Case Dismissal Was Arbitrary, Capricious, Contrary to Law
WASHINGTON, D.C. – Energy company Dynegy, Inc. stands accused of manipulating markets in a 2015-2016 power auction, costing 6 million southern Illinois ratepayers more than $100 million. But in July, the Federal Energy Regulatory Commission (FERC) dismissed complaints about the company’s market manipulation scheme and the resulting excessive rates based on secret information.
FERC’s action was a brazen violation of the Administrative Procedure Act, and the agency needs to rehear the case, Public Citizen said on Monday in a filing. Nothing in the public record refutes Public Citizen’s original contention that Dynegy manipulated markets and ripped off millions of Illinois consumers.
“The Commission did not include the evidence from the nonpublic investigation in the record, did not allow the parties to address it, and did not say in even the most general terms what, in its view, that evidence showed. Nor did the Commission address the arguments advanced by the parties as to whether manipulation had occurred,” Public Citizen’s rehearing request reads. “The Commission offered no account of what, in its view, Dynegy had in fact done, or of why that conduct did not amount to manipulation.”

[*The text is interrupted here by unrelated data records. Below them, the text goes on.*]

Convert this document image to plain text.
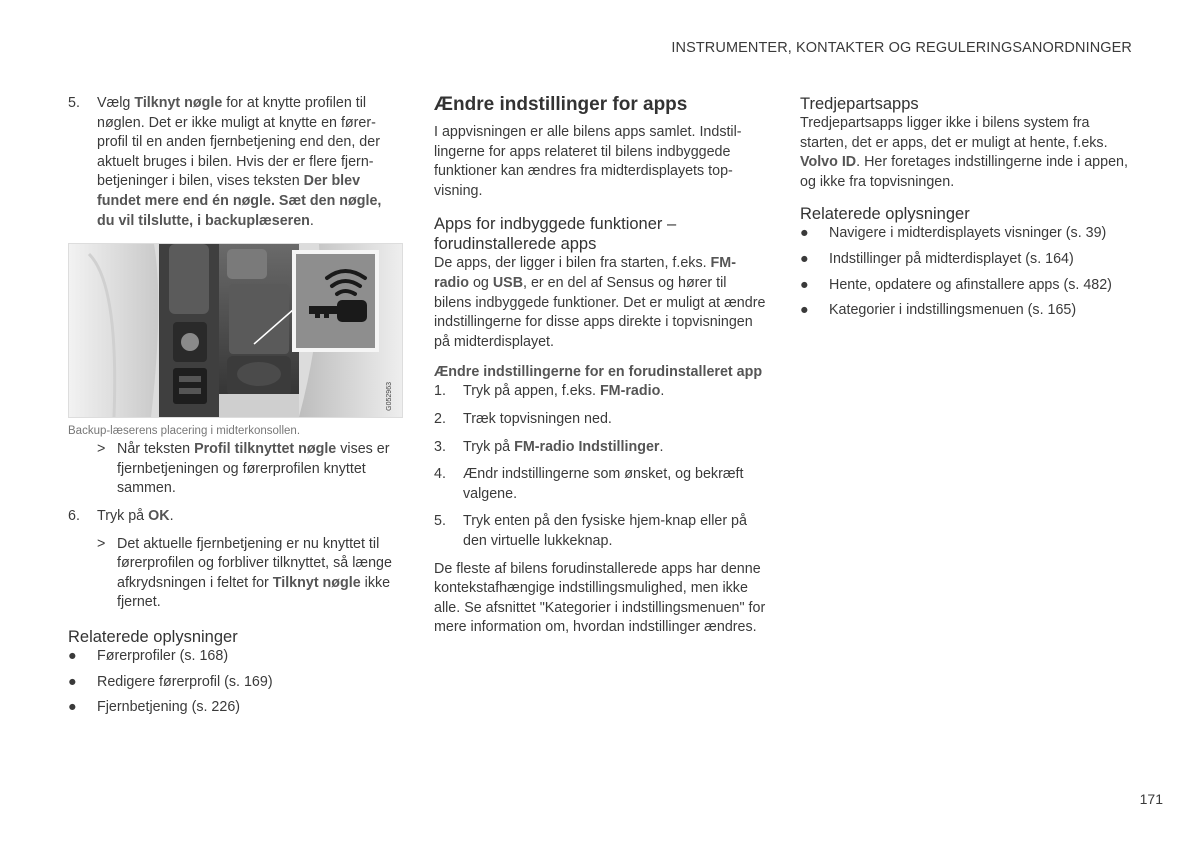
INSTRUMENTER, KONTAKTER OG REGULERINGSANORDNINGER
5.	Vælg Tilknyt nøgle for at knytte profilen til nøglen. Det er ikke muligt at knytte en førerprofil til en anden fjernbetjening end den, der aktuelt bruges i bilen. Hvis der er flere fjernbetjeninger i bilen, vises teksten Der blev fundet mere end én nøgle. Sæt den nøgle, du vil tilslutte, i backuplæseren.
G052963
Backup-læserens placering i midterkonsollen.
> Når teksten Profil tilknyttet nøgle vises er fjernbetjeningen og førerprofilen knyttet sammen.
6.	Tryk på OK.
> Det aktuelle fjernbetjening er nu knyttet til førerprofilen og forbliver tilknyttet, så længe afkrydsningen i feltet for Tilknyt nøgle ikke fjernet.
Relaterede oplysninger
●	Førerprofiler (s. 168)
●	Redigere førerprofil (s. 169)
●	Fjernbetjening (s. 226)
Ændre indstillinger for apps

I appvisningen er alle bilens apps samlet. Indstillingerne for apps relateret til bilens indbyggede funktioner kan ændres fra midterdisplayets topvisning.

Apps for indbyggede funktioner – forudinstallerede apps

De apps, der ligger i bilen fra starten, f.eks. FM-radio og USB, er en del af Sensus og hører til bilens indbyggede funktioner. Det er muligt at ændre indstillingerne for disse apps direkte i topvisningen på midterdisplayet.

Ændre indstillingerne for en forudinstalleret app
1.	Tryk på appen, f.eks. FM-radio.
2.	Træk topvisningen ned.
3.	Tryk på FM-radio Indstillinger.
4.	Ændr indstillingerne som ønsket, og bekræft valgene.
5.	Tryk enten på den fysiske hjem-knap eller på den virtuelle lukkeknap.

De fleste af bilens forudinstallerede apps har denne kontekstafhængige indstillingsmulighed, men ikke alle. Se afsnittet "Kategorier i indstillingsmenuen" for mere information om, hvordan indstillinger ændres.

Tredjepartsapps

Tredjepartsapps ligger ikke i bilens system fra starten, det er apps, det er muligt at hente, f.eks. Volvo ID. Her foretages indstillingerne inde i appen, og ikke fra topvisningen.

Relaterede oplysninger
●	Navigere i midterdisplayets visninger (s. 39)
●	Indstillinger på midterdisplayet (s. 164)
●	Hente, opdatere og afinstallere apps (s. 482)
●	Kategorier i indstillingsmenuen (s. 165)
171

Dynegy’s alleged market manipulation occurred in connection with a Midcontinent Independent System Operator (MISO) Zone 4 auction in 2015-2016, which set electricity rates in southern Illinois. Dynegy had recently acquired several coal plants in Zone 4, effectively giving the company the ability to dictate rates in that zone. The company then inflated market rates in the auction to $150 per megawatt-day – more than 43 times the rates in all other MISO zones and nearly nine times the Zone 4 rate in the previous year.
Public Citizen is asking FERC to rehear the case and, ultimately, establish a process to refund ripped-off Illinois consumers.